Cela nous permettra vraiment d'examiner certaines industries qui sont peut-être uniques à une région particulière ou d'une plus grande envergure ailleurs. Par exemple, nous n'avons pas une grande industrie de la pêche ici en Ontario, mais elle est présente en Colombie-Britannique. De plus, des domaines comme l'agriculture et l'exploitation minière varient d'une province à l'autre puisque les cultures récoltées ou les ressources exploitées sont différentes.
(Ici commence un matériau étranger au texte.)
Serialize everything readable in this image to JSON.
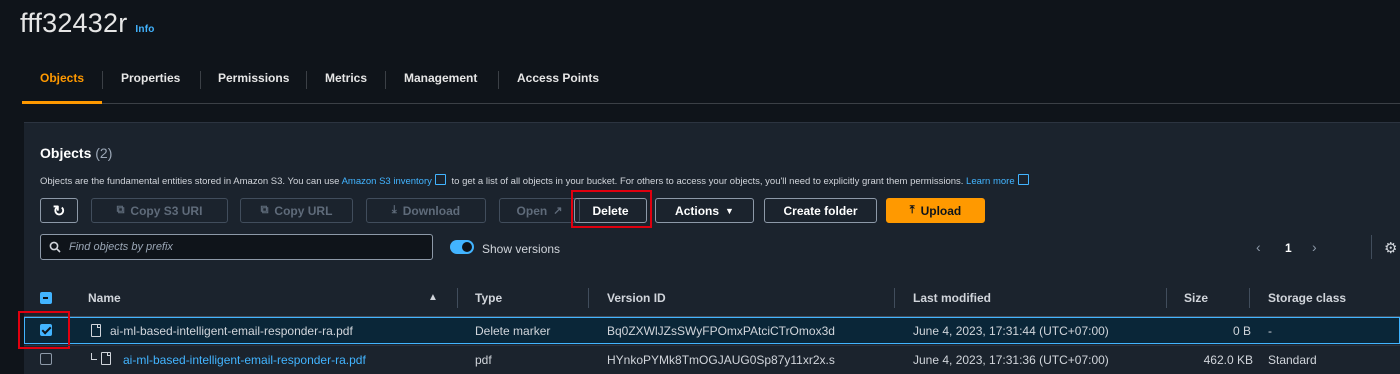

Il est donc utile d'avoir des projets dans d'autres régions du Canada.
Chris :
Qui est le public cible?
Paul Demers :
Le public cible est vraiment très large et va des personnes travaillant dans les organismes de réglementation ou d'indemnisation, aux personnes travaillant dans les organisations de santé et de sécurité, en passant par les représentants des syndicats et des employeurs. Il inclut même les défenseurs de la santé et de la sécurité, les prestataires de soins de santé et d'autres intervenants. Les données que nous produisons sont librement accessibles à tous ceux qui sont intéressés, y compris les travailleurs concernés. Mais nous espérons également que ces données parviendront à des personnes capables de générer un réel changement en milieu de travail et qu'elles les utiliseront. Nous voulons vraiment que ces données soient utilisées pour la prévention et l'indemnisation et pour améliorer les choses dans ces domaines.
Chris :
Y a-t-il autre chose que vous aimeriez nous dire aujourd'hui à propos des maladies professionnelles?
Paul Demers :
Eh bien, j'aimerais dire qu'à l'heure actuelle, seulement 5 % des maladies professionnelles sont reconnues par les médecins ou le système d'indemnisation des accidents du travail. Il y a un intérêt croissant à travers le Canada pour la prévention des maladies professionnelles parce que ces 5 % à eux seuls nous permettent de constater à quel point c'est important. Mais notre objectif est d'accroître la sensibilisation à ce sujet, de faire reconnaître de plus en plus qu'il s'agit d'un problème majeur et, espérons-le, de susciter des changements. Je pense donc que c'est un domaine d'action prioritaire.
Chris :
Merci beaucoup, professeur Demers.
Pour de plus amples renseignements sur les maladies professionnelles et le système de surveillance des maladies professionnelles, veuillez visiter le site Web (en anglais) www.occupationalcancer.ca.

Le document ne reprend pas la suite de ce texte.